There’s an interesting correlation in studies of MS that show that the more hours of sun you’ve been exposed to, the lower your risk of MS. You will also find your general mood improves after you’ve been in the sun; that’s because sunlight improves your endocrine system functioning. Finally, it may well increase DNA repair.

So how much sun is enough without being too much?

• Aim for at least 10 minutes (if you’re very fair) to an hour (if you’re darker) at least 3 times a week. No sunscreen is needed. If you’re going to be out longer than that, add a zinc oxide based sunscreen after that initial period of time. Don’t stay out so long you burn.

• Consider your skin, the time of day, the latitude and season. That is, use common sense. Before 8am is ideal in the summer; always avoid 10am to 4pm during the hotter months. Essentially, you need less sun time in the south than in the north.

• Before you slather yourself with a “safe” sunscreen like zinc oxide, know that it too may generate free radicals when exposed to the sun. Of course, I would assume you would never use a chemical sunscreen. Eeek.

The Sun and Health Concerns

The sun is not only a massive ball of atomic energy, it’s also a huge supplier of vitality—from photosynthesis in plants to your own ability to thrive. In the Rig Veda, it is said that the sun’s main spiritual principle is to energize all created beings. The Bible says the sun is the power of light to vanquish the darkness.

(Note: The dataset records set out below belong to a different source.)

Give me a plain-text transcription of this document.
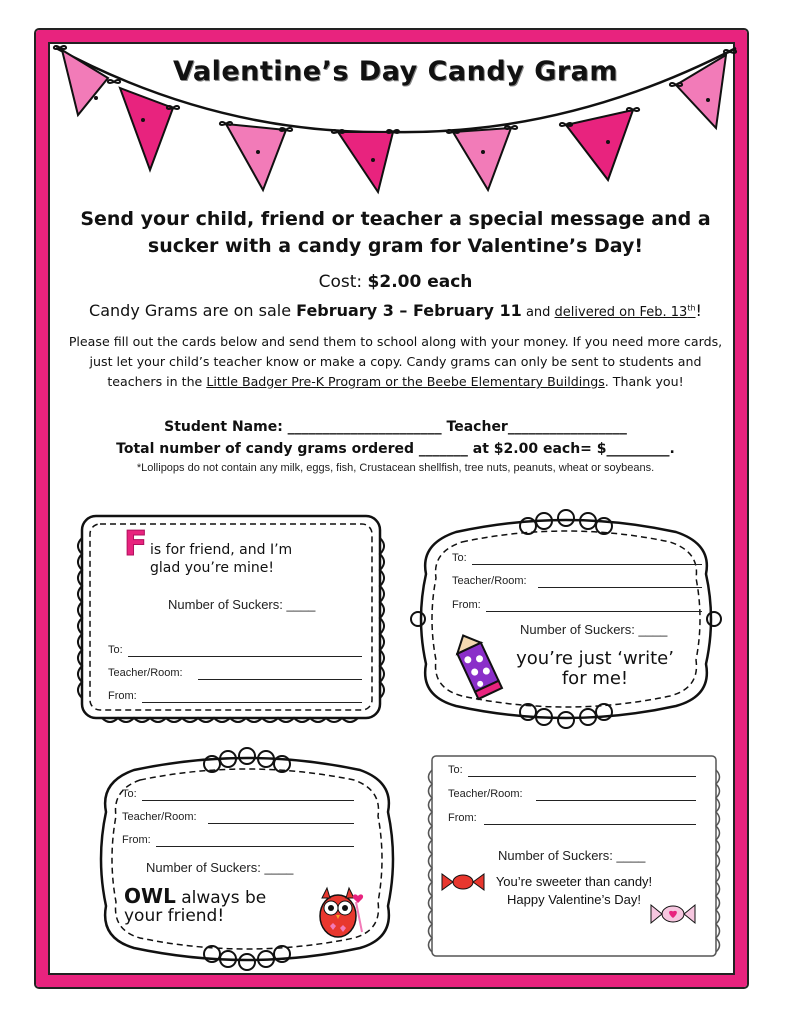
Valentine’s Day Candy Gram
Send your child, friend or teacher a special message and a
sucker with a candy gram for Valentine’s Day!
Cost: $2.00 each
Candy Grams are on sale February 3 – February 11 and delivered on Feb. 13th!
Please fill out the cards below and send them to school along with your money. If you need more cards, just let your child’s teacher know or make a copy. Candy grams can only be sent to students and teachers in the Little Badger Pre-K Program or the Beebe Elementary Buildings. Thank you!
Student Name: ______________________ Teacher_________________
Total number of candy grams ordered _______ at $2.00 each= $_________.
*Lollipops do not contain any milk, eggs, fish, Crustacean shellfish, tree nuts, peanuts, wheat or soybeans.
F is for friend, and I’m
glad you’re mine!
Number of Suckers: ____
To:
Teacher/Room:
From:
To:
Teacher/Room:
From:
Number of Suckers: ____
you’re just ‘write’
for me!
To:
Teacher/Room:
From:
Number of Suckers: ____
OWL always be
your friend!
To:
Teacher/Room:
From:
Number of Suckers: ____
You’re sweeter than candy!
Happy Valentine’s Day!
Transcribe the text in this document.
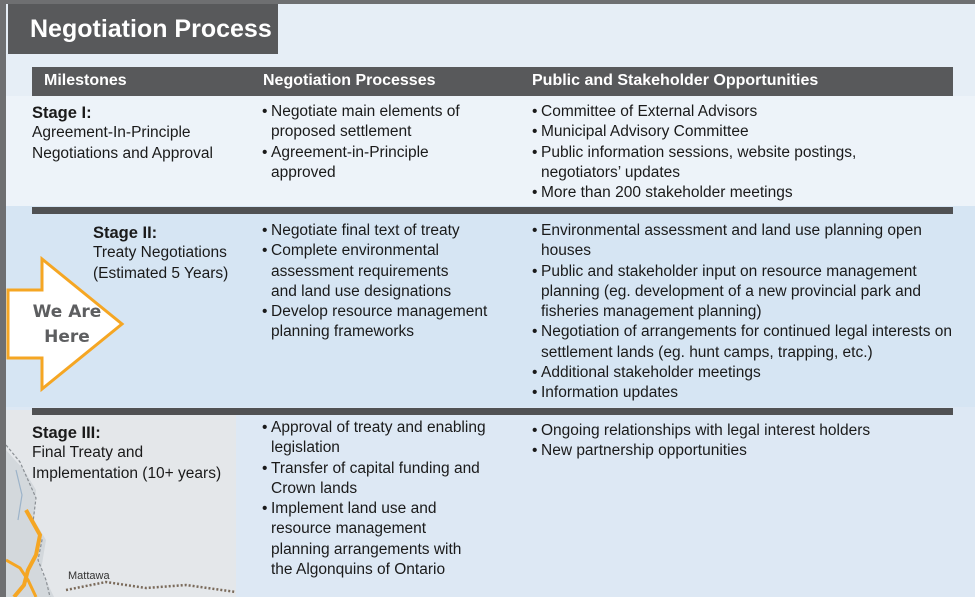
Mattawa
Negotiation Process
Milestones	Negotiation Processes	Public and Stakeholder Opportunities
Stage I:
Agreement-In-Principle
Negotiations and Approval
• Negotiate main elements of proposed settlement
• Agreement-in-Principle approved
• Committee of External Advisors
• Municipal Advisory Committee
• Public information sessions, website postings, negotiators’ updates
• More than 200 stakeholder meetings
Stage II:
Treaty Negotiations
(Estimated 5 Years)
• Negotiate final text of treaty
• Complete environmental assessment requirements and land use designations
• Develop resource management planning frameworks
• Environmental assessment and land use planning open houses
• Public and stakeholder input on resource management planning (eg. development of a new provincial park and fisheries management planning)
• Negotiation of arrangements for continued legal interests on settlement lands (eg. hunt camps, trapping, etc.)
• Additional stakeholder meetings
• Information updates
We Are
Here
Stage III:
Final Treaty and
Implementation (10+ years)
• Approval of treaty and enabling legislation
• Transfer of capital funding and Crown lands
• Implement land use and resource management planning arrangements with the Algonquins of Ontario
• Ongoing relationships with legal interest holders
• New partnership opportunities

The more sunlight you get during the day, the more melatonin you make at night, and thus you have less stress and sleep better. The sun affects your mood and your ability to focus and stay alert. It decreases the risk of depression for folks who are prone to seasonal affective disorder (SAD). Environmental Health Perspectives journal published a study that linked exposure to sunlight to a reduced risk of prostate, pancreatic, ovarian, and colon cancer. Another, in the Journal of Human Resources, showed that students did better in tests if they got enough sun every day, and other research has shown a strong link between exposure to sunlight and a better quality of life.

And, get this, time in the sun may even reduce the risk of melanoma. A study in the Lancet Journal showed that skin that had been exposed to short wavelength ultraviolet radiation (UVB) was associated with less risk of melanoma. People in the study who worked outdoors had less risk of skin cancer than those who were “safe” from the sun in their cubicles.

But what about skin cancer? It turns out that around 99 percent of skin cancers are non-melanoma basal cell and squamous cell cancers. Getting rid of them may not be fun, but they are very rarely deadly. According to the CDC, melanoma and other skin cancers kill around 11,000 Americans a year in the U.S., while heart disease affects around 650,000. So if sun exposure helps reduce heart disease—and there are a number of robust studies that show that sunlight is good for hearts—the risk to benefit ratio seems clear.

It’s summertime. So get outside after the sun rises or before it sets and enjoy some fun in the sun. Let that magnificent ball of radiant vitality empower your health and happiness. The days are long past since public health recommendations severely restricted sun exposure. The latest advice is to get some sun, seriously!